Nous avons chanté ensemble L’appel de Jasna Gora, un hymne très connu, devant l’icône de la Vierge Noire. En fredonnant les paroles avec le Saint Père Jestem, pamietam, czuwam, ce qui veut dire : « Je suis, je m’en souviens, je veille », je me suis posée cette question : czuwam (je veille) : qu’est-ce que cela veut dire ? J’ai alors compris l’importance de prendre conscience de tous mes actes. Plus jamais je ne devrais taire ni déformer cette conscience. Je devrais toujours nommer le bien et le mal, sans brouiller la frontière entre les deux. Je devrais avant tout chercher le bien qui est en moi, et vaincre le mal qui est en moi. C’est en chantant avec Jean Paul II ces paroles de l’appel Jestem, pamietam, czuwam, que j’ai décidé qu’elles deviendraient mon moteur pour la vie. Ma feuille de route.
Katarzyna Podgorna : “Mes parents l’appelaient Wujek”
Nous avons préparé un spectacle à l’Archevêché pour nos parents et notre cardinal. Pour moi, il faisait naturellement partie de ma famille, mes parents l’appelaient Wujek ce qui veut dire « oncle ». Après la partie officielle, il y avait des danses et des chants. Je me souviens de lui, assis dans un fauteuil. Il riait, il chantait avec nous, il prenait toujours un enfant sur ses genoux.
Nous dansions, nous glissions sur les parquets, nous courions dans tous les sens. Il s’amusait parfois à nous enrouler dans les tapis. Il semblait émerveillé et ravi de participer à cette ambiance bon enfant. Je pense qu’il en avait aussi besoin. Nous étions un peu comme sa famille. Quand j’ai participé plus tard aux JMJ, j’y ai retrouvé exactement le même esprit. Le Pape improvisait les dialogues, il partageait des fous rires avec les jeunes, tout en tenant un enseignement exigeant. Il était tel que je l’avais toujours connu. Rien n’avait changé depuis nos rencontres du temps de mon école maternelle.

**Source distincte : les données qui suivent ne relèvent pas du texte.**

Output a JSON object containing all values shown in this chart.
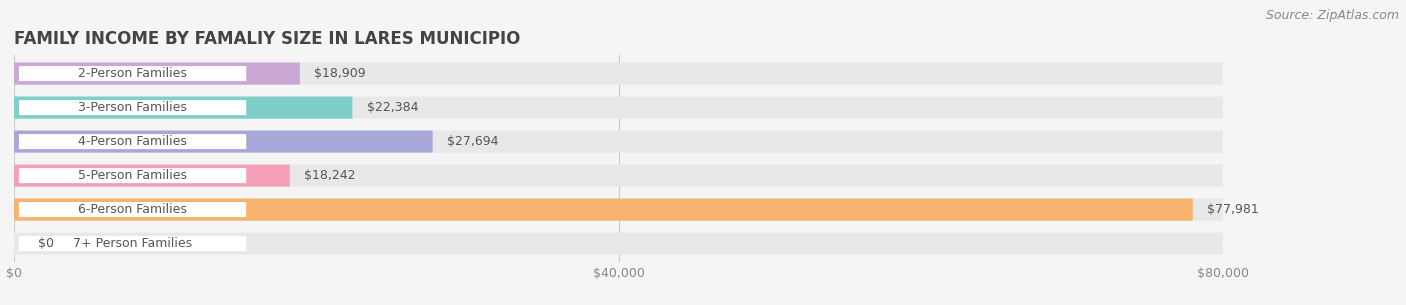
{
  "title": "FAMILY INCOME BY FAMALIY SIZE IN LARES MUNICIPIO",
  "source": "Source: ZipAtlas.com",
  "categories": [
    "2-Person Families",
    "3-Person Families",
    "4-Person Families",
    "5-Person Families",
    "6-Person Families",
    "7+ Person Families"
  ],
  "values": [
    18909,
    22384,
    27694,
    18242,
    77981,
    0
  ],
  "bar_colors": [
    "#c9a8d4",
    "#7ececa",
    "#a8a8d8",
    "#f4a0b8",
    "#f5b36b",
    "#f0b8b8"
  ],
  "value_labels": [
    "$18,909",
    "$22,384",
    "$27,694",
    "$18,242",
    "$77,981",
    "$0"
  ],
  "xlim": [
    0,
    80000
  ],
  "xticks": [
    0,
    40000,
    80000
  ],
  "xtick_labels": [
    "$0",
    "$40,000",
    "$80,000"
  ],
  "background_color": "#f5f5f5",
  "bar_background_color": "#e8e8e8",
  "title_fontsize": 12,
  "source_fontsize": 9,
  "label_fontsize": 9,
  "value_fontsize": 9,
  "tick_fontsize": 9
}
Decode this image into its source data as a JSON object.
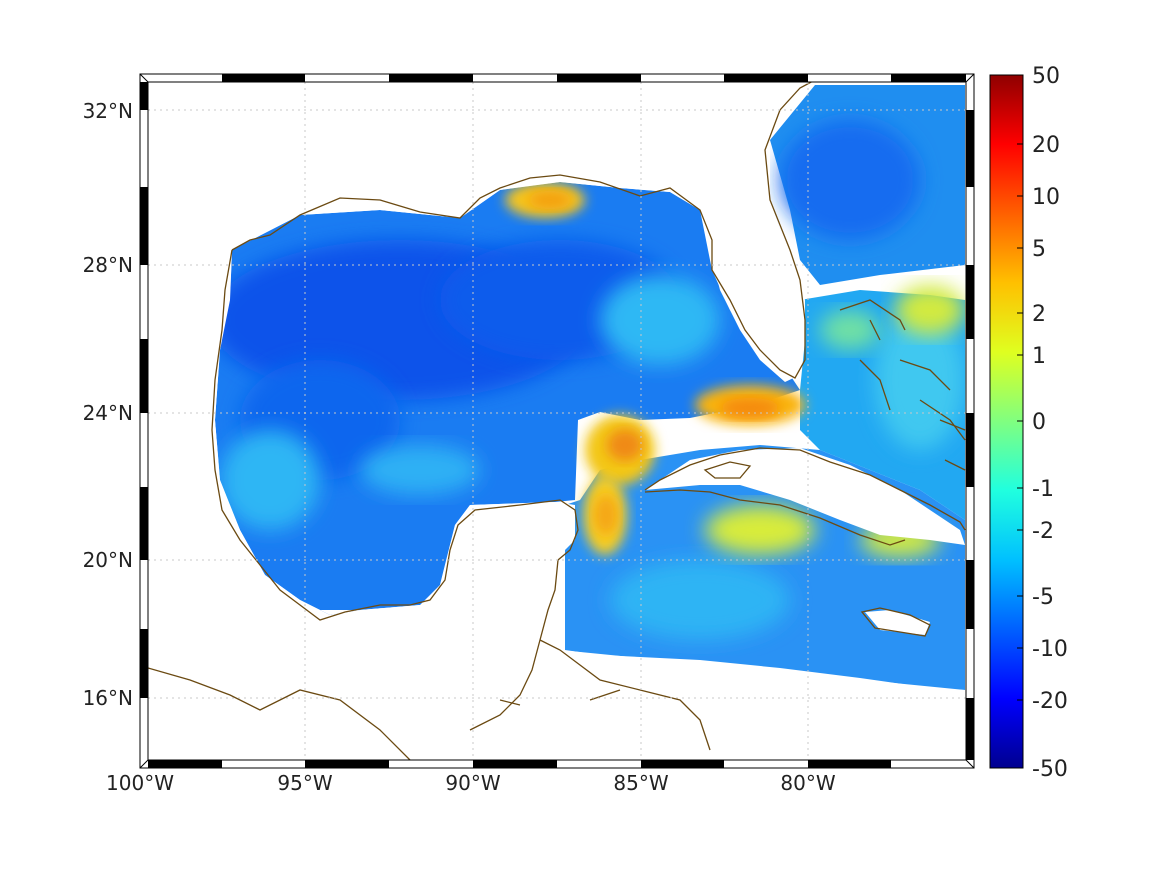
{
  "map": {
    "lon_labels": [
      "100°W",
      "95°W",
      "90°W",
      "85°W",
      "80°W"
    ],
    "lat_labels": [
      "32°N",
      "28°N",
      "24°N",
      "20°N",
      "16°N"
    ],
    "coastline_color": "#6b4a12",
    "grid": "dotted"
  },
  "colorbar": {
    "colormap": "jet",
    "tick_labels": [
      "50",
      "20",
      "10",
      "5",
      "2",
      "1",
      "0",
      "-1",
      "-2",
      "-5",
      "-10",
      "-20",
      "-50"
    ],
    "colors": [
      "#00008f",
      "#0000ff",
      "#0060ff",
      "#00c0ff",
      "#20ffdf",
      "#80ff80",
      "#dfff20",
      "#ffc000",
      "#ff6000",
      "#ff0000",
      "#8f0000"
    ]
  }
}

Anna Stepniewska-Janowska : “Il manifestait une attention particulière pour chacun”
C’était Noël 1971. Nous avions préparé Jaselka (la crèche vivante) avec Soeur Goretti. J’étais déguisée en flocon de neige. Mon rôle était d’enneiger la scène en la saupoudrant de petits flocons en papier. Le futur Saint-Père s’est alors joint à nous pour les répandre sur tout le monde. Nous étions ravis. Il était tellement chaleureux et proche de tous ! Il manifestait une attention particulière envers chacun. Après le spectacle, il m’a demandé quel métier je voudrais faire plus tard. Je lui ai répondu : « avocate, comme ma maman. » Sans hésiter, il a précisé « oui, et comme ton arrière grand-père. »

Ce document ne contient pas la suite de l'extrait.